Going back to March 2011 after an initial report by the CQC, the Trust said:

“Funding is in place to bring 49 extra midwives to the Trust and we have recruited to 50% of these posts in the last week alone.  Further interviews are taking place at the end of this month.  We are redesigning services at Queen’s Hospital to make care safer, and improve the experience of women in labour.” 

 And in October 2011 just after the main CQC report was published the Trust said that:
 “Recruited an additional 72 midwives to ensure one-to-one care for women in labour”.
And yet again in January 2012, this time showing the full press release:

16th January 2012
Director of Nursing Deborah Wheeler said: “We have had great success in recruiting midwives to the Trust. Just this week we interviewed 40 trained midwives for positions at Queen’s and King George, and now have one of the best midwife to birth ratios in London.“
 Towards the end of 2010 the Trust travelled abroad to recruit experienced foreign midwives to the organisation.

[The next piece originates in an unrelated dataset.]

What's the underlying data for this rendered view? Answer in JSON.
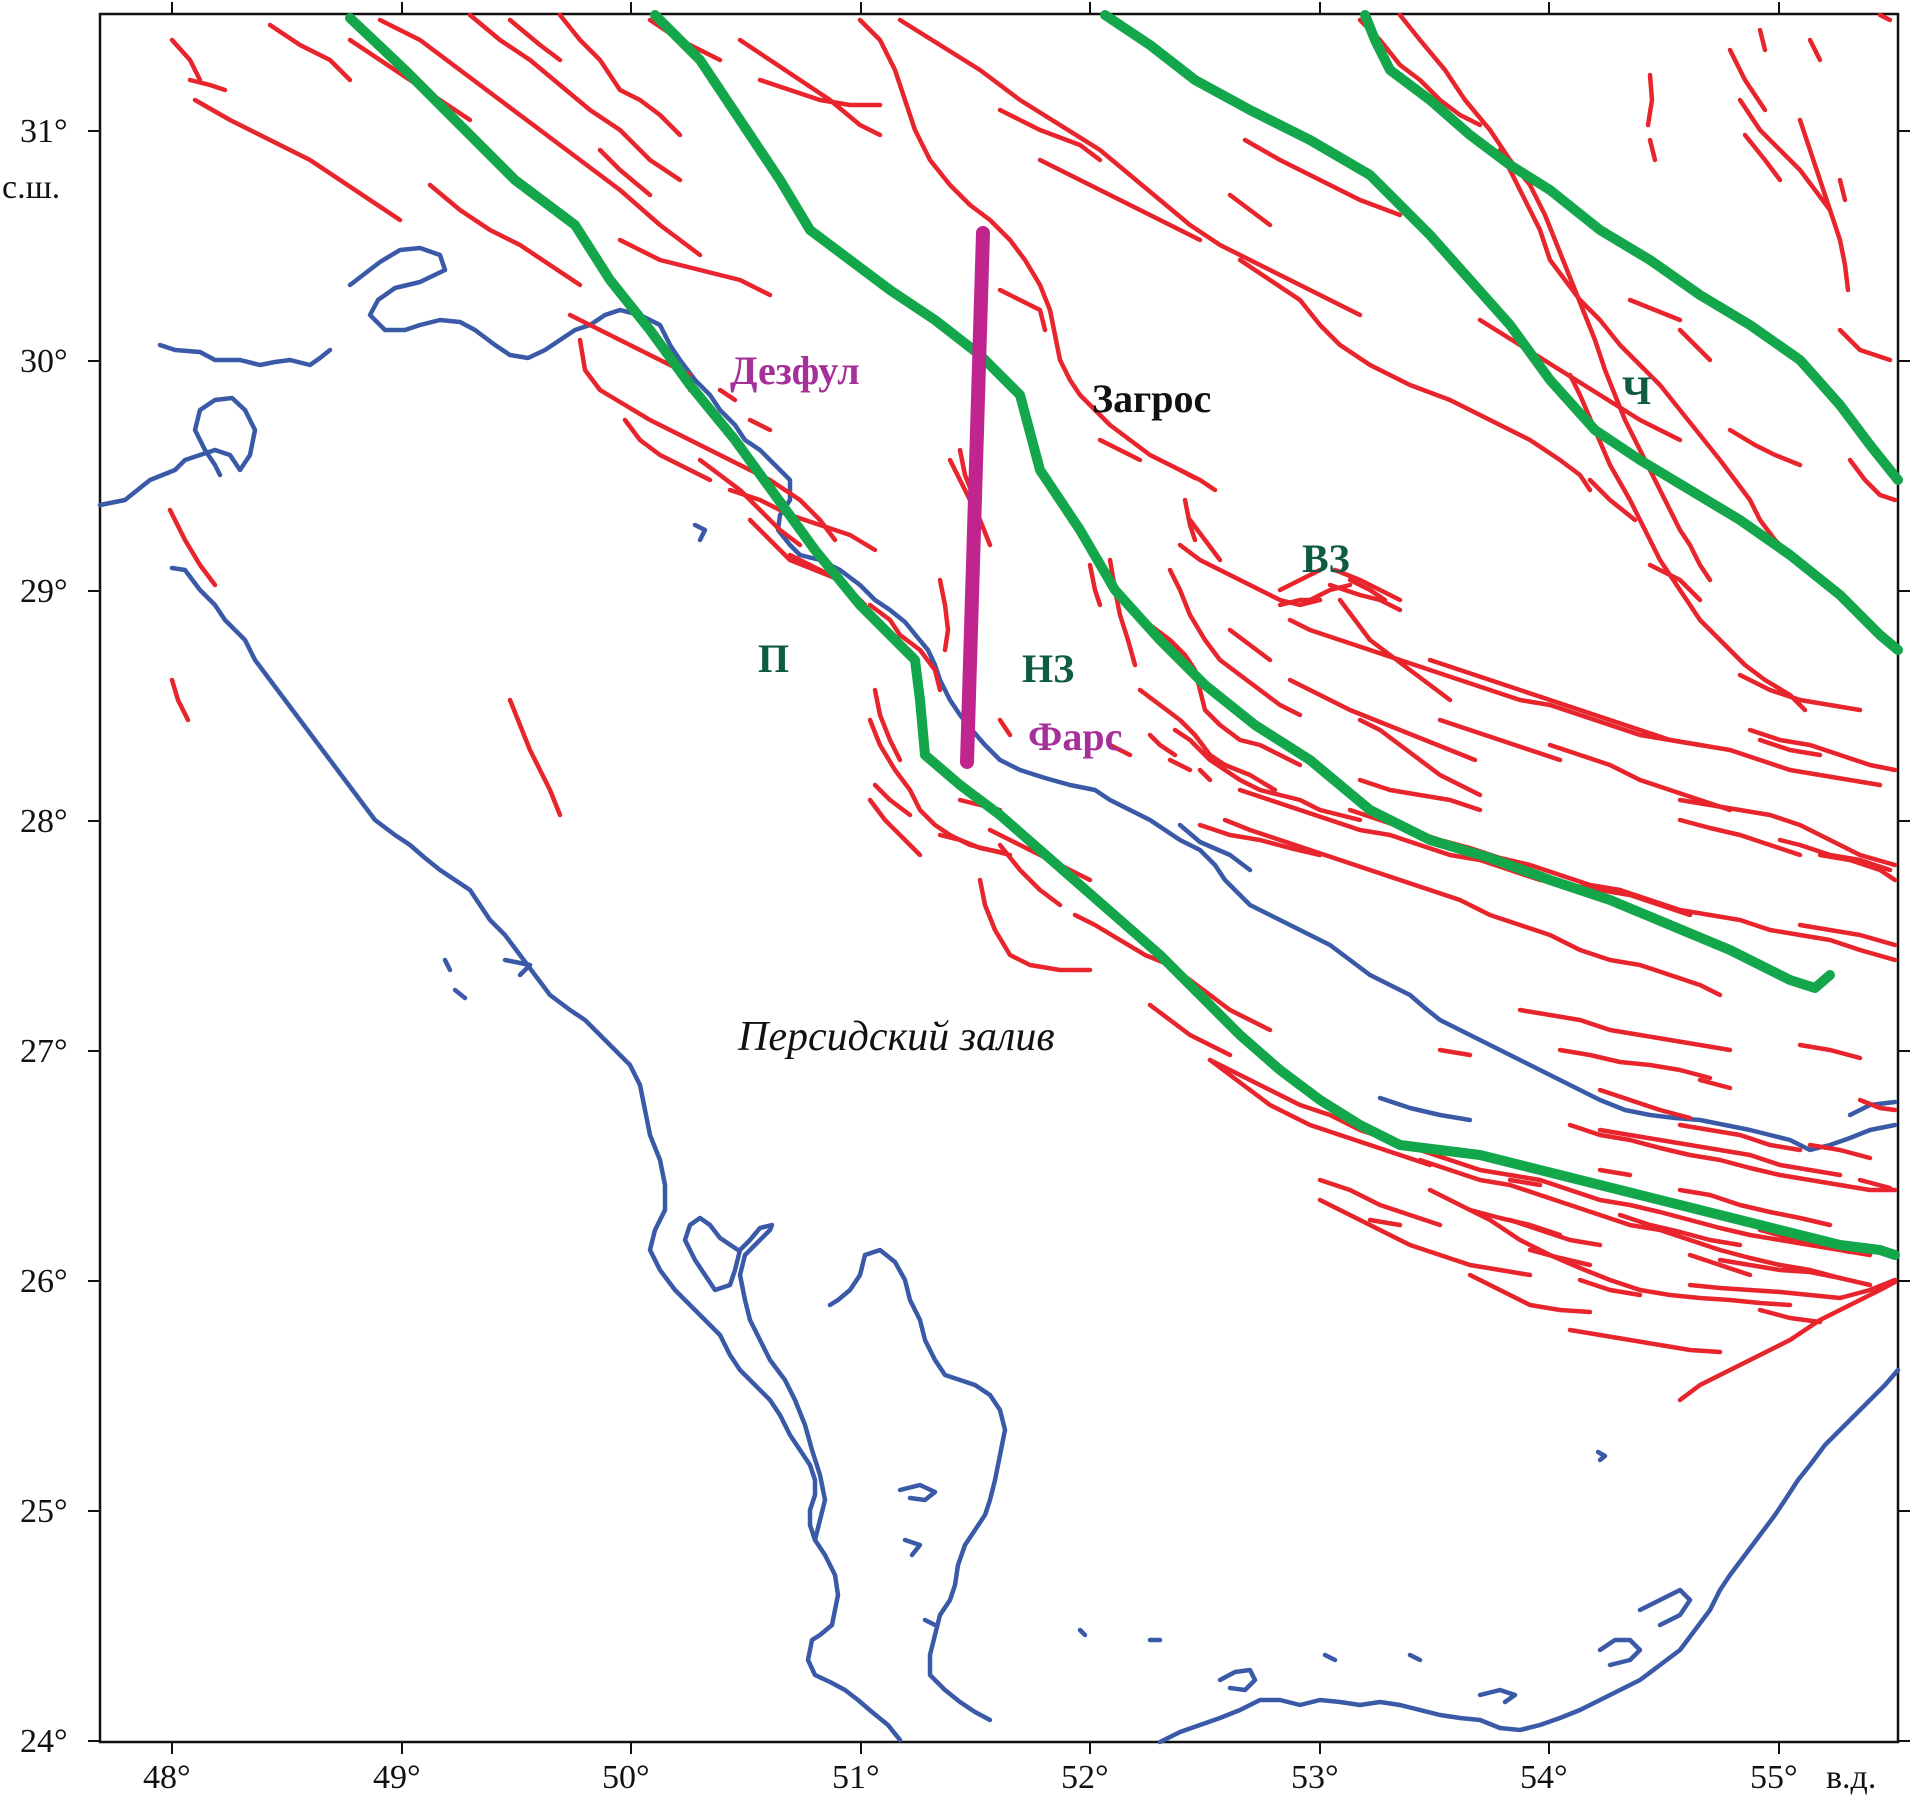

“ At that time there was a shortage of midwives in this country and, like many other Trusts, we went to other countries such as Ireland and Belgium to find high calibre professionals.
“ Forty-six foreign midwives were taken on in addition to UK midwives. All passed extensive tests and interviews, and were given a thorough induction to the Trust.

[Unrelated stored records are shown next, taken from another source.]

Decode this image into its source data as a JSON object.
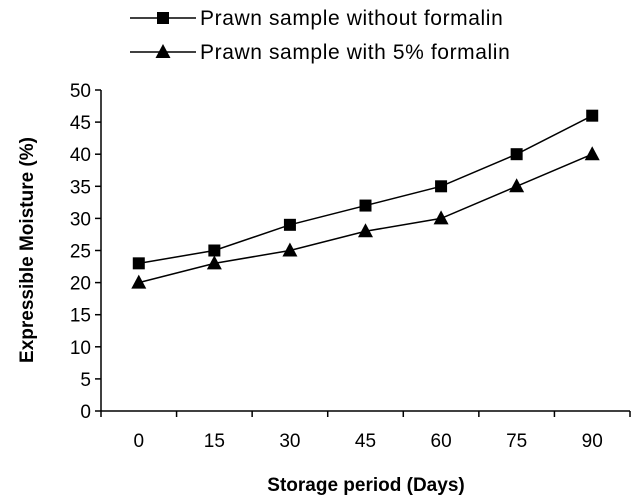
{
  "chart_data": {
    "type": "line",
    "title": "",
    "xlabel": "Storage period (Days)",
    "ylabel": "Expressible Moisture (%)",
    "categories": [
      "0",
      "15",
      "30",
      "45",
      "60",
      "75",
      "90"
    ],
    "ylim": [
      0,
      50
    ],
    "yticks": [
      "0",
      "5",
      "10",
      "15",
      "20",
      "25",
      "30",
      "35",
      "40",
      "45",
      "50"
    ],
    "grid": false,
    "legend_position": "top",
    "series": [
      {
        "name": "Prawn sample without formalin",
        "marker": "square",
        "values": [
          23,
          25,
          29,
          32,
          35,
          40,
          46
        ]
      },
      {
        "name": "Prawn sample with 5% formalin",
        "marker": "triangle",
        "values": [
          20,
          23,
          25,
          28,
          30,
          35,
          40
        ]
      }
    ]
  }
}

“ Seventeen of these midwives have since left the organisation, while the majority continue to work for the Trust, and have proven to be real asset to the organisation.”
Obviously timing is an important factor there are delays between interviews and appointments and some job offers are not taken up.  The reality however appears to be that in a twelve month period, presumably April 2011 to March 2012 the net gain to the Trust was around 18 whole time equivalent midwives, not 49,72, 46+ or even 29 (46-17).

Presumably some of the Trust’s earlier statements refer to the use of Bank and Agency staff to improve the midwife to patient ratio and also exclude leavers.  I can understand the Trust wanting to put a positive slant on recruitment and I applaud the efforts which have been made but the question has to be asked, is this approach actually going to work in the long term?

Despite all the hype the increase over the last twelve months in midwives is only just over 6% and this will be eroding further over time.  In fairness to the present and past Boards at BHRUT this is not a new problem and I can remember spotting a comment from the university appointee, a doctor, from a few years ago to the effect that ‘we have been talking about recruiting permanent staff for months now but we still rely on bank and agency.  We urgently need to get on and do it’.  Not his exact words of course but the sentiment I remember.

What is important is that we focus on the real problems and not short term solutions which may mask these.  There is a crying need to look across East London at midwifery staffing and to match this to future demand.  Initiatives at BHRUT may simply create shortages elsewhere, or ‘drain’ the overseas recruitment market.  Extensive use of Agency staff pushes up costs and may again put pressure on the pool of midwives available in East London.

I would emphasise that this is not BHRUT’s responsibility but that of East London and the City cluster PCT.